Around the building, meanwhile, are 3ha of open space linking the West Kowloon Terminus with two nearby MTR public transit stations. Much of Bromberg’s initial research entailed studying how long it would take passengers to reach these stops. However, these open spaces are as much about connecting people as they are about functioning as effective thoroughfares. “In Hong Kong, urban parks are limited,” he says, “so the civic quality of the green space was one of the things that kind of became sacred.” As we approach the station’s outdoor plaza, Bromberg says that while he personally referred to the space as a “civic plaza” during its development, it is officially known as a
“Green” is, perhaps, a less politically charged term than “civic”. Since opening, WKT has been criticised for implementing what is known as the “co-location arrangement”, an agreement under which around 105,000sqm of the station’s footprint has been (cheaply) leased to Beijing. Subject to Chinese law, this area is where passengers arriving in Hong Kong – after being greeted by Chinese police officers (both human and robotic) and hanging rows of surveillance cameras – are required to clear Chinese immigration. Although the arrangement is said to have been made in the name of efficiency – such that passengers travelling to Hong Kong wouldn’t have to interrupt their journey to pass immigration before reaching their final destination – it speaks to China’s growing political encroachment on Hong Kong.

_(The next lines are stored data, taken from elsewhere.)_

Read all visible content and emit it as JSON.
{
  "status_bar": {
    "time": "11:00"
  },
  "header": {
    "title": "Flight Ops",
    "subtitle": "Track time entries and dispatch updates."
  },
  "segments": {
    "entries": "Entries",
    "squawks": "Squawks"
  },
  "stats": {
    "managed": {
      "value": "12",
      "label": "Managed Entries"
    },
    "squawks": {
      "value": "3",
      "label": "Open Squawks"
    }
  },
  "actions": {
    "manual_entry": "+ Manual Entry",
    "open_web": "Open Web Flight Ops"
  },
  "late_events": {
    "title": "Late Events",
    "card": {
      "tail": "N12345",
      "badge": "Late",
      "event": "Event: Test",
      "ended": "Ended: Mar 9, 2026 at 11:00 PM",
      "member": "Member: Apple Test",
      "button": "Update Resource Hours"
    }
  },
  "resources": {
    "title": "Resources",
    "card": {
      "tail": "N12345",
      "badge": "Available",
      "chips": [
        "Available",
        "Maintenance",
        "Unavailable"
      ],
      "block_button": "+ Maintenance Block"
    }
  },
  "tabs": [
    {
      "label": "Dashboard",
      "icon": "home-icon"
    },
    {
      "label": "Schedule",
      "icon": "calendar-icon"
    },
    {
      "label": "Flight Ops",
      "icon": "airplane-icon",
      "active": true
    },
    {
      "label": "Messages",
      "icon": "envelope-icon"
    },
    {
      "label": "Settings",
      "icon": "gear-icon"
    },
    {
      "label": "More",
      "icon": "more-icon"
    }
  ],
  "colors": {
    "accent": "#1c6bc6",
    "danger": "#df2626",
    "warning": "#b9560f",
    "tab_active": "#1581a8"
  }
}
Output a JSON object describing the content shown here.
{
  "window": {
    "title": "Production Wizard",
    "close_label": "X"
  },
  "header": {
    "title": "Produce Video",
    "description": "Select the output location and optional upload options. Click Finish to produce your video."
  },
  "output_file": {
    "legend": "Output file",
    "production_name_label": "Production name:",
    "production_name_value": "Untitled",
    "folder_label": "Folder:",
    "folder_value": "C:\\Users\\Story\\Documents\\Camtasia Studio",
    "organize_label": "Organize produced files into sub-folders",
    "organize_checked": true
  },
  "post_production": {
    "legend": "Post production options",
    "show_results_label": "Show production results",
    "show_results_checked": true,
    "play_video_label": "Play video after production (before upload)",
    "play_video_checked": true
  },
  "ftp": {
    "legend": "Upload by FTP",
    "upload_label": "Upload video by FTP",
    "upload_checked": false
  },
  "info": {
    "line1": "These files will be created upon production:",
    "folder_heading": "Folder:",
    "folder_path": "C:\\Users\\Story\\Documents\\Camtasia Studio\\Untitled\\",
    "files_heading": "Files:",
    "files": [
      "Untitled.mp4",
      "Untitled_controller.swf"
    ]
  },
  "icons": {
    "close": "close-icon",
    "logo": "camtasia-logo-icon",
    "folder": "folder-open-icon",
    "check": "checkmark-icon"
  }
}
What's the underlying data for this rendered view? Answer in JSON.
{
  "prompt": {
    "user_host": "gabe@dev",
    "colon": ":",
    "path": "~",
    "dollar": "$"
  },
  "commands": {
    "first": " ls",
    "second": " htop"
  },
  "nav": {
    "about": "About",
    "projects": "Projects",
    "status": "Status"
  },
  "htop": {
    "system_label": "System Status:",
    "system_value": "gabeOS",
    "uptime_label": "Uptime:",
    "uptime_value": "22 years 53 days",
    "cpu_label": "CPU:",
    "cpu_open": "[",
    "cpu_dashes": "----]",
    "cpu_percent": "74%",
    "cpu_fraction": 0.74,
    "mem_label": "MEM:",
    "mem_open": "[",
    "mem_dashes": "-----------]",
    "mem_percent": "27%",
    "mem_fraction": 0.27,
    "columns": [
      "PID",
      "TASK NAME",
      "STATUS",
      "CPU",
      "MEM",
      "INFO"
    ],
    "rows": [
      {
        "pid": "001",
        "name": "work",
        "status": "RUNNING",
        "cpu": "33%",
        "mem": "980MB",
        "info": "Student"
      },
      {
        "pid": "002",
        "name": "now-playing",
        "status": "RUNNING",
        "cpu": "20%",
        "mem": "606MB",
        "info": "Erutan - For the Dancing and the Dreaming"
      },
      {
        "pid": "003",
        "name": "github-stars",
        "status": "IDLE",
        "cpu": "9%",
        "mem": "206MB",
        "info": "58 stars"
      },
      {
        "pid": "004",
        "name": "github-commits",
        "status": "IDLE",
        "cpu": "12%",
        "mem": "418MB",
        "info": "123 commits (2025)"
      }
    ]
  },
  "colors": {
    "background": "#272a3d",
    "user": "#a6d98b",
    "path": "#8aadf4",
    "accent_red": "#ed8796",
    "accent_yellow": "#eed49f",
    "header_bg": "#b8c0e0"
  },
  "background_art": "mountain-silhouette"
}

There is no doubt that initiatives like the new high-speed railway or the Hong Kong-Zhuhai-Macau bridge offer many benefits. For locals and visitors, this time-saving infrastructure increases accessibility, providing more opportunities for leisure, tourism, or for seeing family and friends, while businesspeople can now fully exercise the “time is money” mantra. From a government perspective – both Hong Kong and Chinese – these connectivity projects are key to the prosperity of the Greater Bay Area. But to borrow a sentiment expressed by Carrie Lam, Hong Kong’s current chief executive, they are also a major boost for Hong Kong’s future integration efforts. A future within which, perhaps, Hong Kong will no longer operate as a Special Administrative Region, but as one of China’s newest SEZs instead.